Pakistanis angry at gas shortages blocked a major highway and clashed with police for the second day on Tuesday, adding pressure on a government bogged down by scandal, near economic collapse and militant violence.
Natural gas, which is used widely in Pakistan for heating, cooking and to fuel cars and buses, has been in short supply since winter began. Rolling electricity cuts are also routine.
The situation has exposed the perilous state of the country's finances and the inability of the state to provide even basic services.
Hundreds of protesters on Tuesday hurled stones at police on the main highway linking the capital Islamabad to the nearby garrison city of Rawalpindi. Police responded by firing plastic bullets. There were no reports of serious injuries. There were also rowdy protests in at least two other cities.
The same highway was blocked for most of Monday, when protesters torched three vehicles.
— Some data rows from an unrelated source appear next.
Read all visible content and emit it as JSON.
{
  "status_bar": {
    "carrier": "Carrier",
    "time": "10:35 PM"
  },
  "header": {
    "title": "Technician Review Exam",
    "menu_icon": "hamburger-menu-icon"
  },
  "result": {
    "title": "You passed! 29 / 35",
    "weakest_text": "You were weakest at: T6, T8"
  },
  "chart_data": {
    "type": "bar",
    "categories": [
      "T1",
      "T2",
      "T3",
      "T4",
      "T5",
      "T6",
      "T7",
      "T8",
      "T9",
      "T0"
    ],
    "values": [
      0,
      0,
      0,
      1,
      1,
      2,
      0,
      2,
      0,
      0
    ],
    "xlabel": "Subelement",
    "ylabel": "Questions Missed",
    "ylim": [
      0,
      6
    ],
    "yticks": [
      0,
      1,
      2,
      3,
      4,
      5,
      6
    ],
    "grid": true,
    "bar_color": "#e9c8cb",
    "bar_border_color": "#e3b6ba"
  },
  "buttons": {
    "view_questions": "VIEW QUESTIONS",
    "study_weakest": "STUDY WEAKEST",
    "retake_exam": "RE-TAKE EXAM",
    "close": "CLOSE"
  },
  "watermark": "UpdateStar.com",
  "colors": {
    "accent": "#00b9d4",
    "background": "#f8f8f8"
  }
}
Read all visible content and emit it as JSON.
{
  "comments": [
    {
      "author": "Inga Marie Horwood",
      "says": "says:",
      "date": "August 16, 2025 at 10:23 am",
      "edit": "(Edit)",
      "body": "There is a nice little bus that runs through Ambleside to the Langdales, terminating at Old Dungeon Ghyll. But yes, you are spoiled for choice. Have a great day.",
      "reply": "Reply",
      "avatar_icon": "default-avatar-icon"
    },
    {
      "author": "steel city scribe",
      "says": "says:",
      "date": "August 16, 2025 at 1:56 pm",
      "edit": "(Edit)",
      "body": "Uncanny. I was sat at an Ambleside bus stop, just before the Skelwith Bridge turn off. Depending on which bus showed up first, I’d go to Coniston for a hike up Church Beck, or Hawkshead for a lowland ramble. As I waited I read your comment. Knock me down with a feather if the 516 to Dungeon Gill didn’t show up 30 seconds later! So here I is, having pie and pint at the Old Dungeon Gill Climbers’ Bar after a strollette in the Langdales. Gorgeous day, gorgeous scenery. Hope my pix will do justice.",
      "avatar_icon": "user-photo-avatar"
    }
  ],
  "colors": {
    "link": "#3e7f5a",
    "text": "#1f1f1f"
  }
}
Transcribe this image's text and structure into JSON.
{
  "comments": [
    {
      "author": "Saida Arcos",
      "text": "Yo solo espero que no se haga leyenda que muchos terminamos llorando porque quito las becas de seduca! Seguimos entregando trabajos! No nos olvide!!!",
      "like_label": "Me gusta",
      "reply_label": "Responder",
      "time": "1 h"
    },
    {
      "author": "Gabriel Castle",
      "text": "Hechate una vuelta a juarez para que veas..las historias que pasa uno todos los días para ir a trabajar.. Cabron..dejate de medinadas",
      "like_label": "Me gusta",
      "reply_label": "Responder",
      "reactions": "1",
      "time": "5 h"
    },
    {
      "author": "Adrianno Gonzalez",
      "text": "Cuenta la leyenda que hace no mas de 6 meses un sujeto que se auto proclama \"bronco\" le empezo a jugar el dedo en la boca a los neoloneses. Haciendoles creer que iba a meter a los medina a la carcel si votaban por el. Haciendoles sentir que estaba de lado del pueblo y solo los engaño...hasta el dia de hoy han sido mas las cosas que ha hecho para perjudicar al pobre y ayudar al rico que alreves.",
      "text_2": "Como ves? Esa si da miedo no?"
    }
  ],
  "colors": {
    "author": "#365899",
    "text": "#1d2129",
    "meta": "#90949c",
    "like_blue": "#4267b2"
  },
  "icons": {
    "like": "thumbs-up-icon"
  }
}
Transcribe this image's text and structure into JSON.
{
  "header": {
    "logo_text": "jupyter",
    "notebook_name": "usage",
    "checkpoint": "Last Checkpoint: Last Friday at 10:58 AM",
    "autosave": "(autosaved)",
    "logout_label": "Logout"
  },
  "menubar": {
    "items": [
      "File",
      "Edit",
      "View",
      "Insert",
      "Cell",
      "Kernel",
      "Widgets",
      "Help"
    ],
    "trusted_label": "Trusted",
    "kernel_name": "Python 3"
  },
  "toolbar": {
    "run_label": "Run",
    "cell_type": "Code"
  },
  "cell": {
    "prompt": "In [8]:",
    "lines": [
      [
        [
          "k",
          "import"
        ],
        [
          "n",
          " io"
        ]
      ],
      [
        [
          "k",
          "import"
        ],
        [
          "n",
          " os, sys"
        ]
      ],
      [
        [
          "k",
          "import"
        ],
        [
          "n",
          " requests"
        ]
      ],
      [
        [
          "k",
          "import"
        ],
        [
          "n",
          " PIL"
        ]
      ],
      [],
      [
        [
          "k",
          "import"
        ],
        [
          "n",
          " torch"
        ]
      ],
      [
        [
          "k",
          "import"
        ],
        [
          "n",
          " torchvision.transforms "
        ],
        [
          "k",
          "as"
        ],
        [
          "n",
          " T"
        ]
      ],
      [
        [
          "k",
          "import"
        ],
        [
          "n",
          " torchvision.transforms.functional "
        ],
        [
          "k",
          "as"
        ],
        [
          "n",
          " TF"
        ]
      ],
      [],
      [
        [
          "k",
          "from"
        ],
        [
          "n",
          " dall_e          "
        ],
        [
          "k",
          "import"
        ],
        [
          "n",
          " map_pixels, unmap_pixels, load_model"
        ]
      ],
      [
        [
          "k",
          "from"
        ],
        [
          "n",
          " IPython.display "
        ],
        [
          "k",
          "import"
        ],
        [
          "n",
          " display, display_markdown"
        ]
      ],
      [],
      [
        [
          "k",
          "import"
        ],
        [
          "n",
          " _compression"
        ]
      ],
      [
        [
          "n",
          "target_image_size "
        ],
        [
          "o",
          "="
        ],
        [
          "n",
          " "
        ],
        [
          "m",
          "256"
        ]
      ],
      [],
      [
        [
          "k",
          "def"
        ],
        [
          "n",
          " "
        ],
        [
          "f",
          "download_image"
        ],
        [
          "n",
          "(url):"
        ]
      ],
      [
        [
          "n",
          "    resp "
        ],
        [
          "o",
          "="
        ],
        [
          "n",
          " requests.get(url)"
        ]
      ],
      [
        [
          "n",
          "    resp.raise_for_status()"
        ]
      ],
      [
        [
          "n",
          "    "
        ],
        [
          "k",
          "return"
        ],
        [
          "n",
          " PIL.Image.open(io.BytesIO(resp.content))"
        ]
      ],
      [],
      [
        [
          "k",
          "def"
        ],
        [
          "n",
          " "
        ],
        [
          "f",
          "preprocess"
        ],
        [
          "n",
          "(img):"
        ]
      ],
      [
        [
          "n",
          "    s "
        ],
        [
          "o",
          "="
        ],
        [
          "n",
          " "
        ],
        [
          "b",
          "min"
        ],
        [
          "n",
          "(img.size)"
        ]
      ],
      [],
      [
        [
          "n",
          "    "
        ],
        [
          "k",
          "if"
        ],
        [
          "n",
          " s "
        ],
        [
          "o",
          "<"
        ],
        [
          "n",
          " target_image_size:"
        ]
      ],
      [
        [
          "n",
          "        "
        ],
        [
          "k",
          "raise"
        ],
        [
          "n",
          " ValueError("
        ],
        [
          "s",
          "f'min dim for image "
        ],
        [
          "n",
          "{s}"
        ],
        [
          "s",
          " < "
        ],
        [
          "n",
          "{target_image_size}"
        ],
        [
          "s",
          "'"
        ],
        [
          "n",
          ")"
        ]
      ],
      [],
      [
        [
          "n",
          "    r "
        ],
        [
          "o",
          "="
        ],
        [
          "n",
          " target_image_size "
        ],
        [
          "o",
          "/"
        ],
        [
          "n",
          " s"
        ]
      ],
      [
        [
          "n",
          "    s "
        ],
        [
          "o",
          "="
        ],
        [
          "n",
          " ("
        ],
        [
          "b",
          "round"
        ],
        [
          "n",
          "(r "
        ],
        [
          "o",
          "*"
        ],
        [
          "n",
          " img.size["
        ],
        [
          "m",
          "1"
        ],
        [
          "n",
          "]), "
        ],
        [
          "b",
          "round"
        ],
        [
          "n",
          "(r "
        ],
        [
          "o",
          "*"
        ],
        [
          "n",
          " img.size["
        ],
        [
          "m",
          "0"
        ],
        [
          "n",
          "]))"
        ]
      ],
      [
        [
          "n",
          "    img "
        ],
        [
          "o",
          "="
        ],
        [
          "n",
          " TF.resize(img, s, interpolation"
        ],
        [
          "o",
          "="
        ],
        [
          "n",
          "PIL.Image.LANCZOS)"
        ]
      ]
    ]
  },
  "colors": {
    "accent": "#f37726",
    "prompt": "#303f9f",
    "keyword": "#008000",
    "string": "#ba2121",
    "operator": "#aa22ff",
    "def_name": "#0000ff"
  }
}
President Asif Ali Zardari is threatened by a scandal that has exacerbated tensions between the government and the army, which is a major power in the country.
The scandal centers on a memo allegedly written on the direction of Husain Haqqani, the country's former ambassador to the United States, that was delivered to Washington last year. The memo asks for American help in stopping a supposed army coup. Haqqani, who denies any involvement, was forced to resign.
The country is also facing a relentless insurgency by al-Qaida and Taliban militants.
Also Tuesday, a bomb exploded outside an Internet cafe in the northwestern city of Peshawar, killing one person and wounding four, said Provincial Information Minister Mian Iftikhar Hussain. It was unclear why the cafe was targeted, but in the past, extremists have threatened such establishments because customers use them to look at pornography.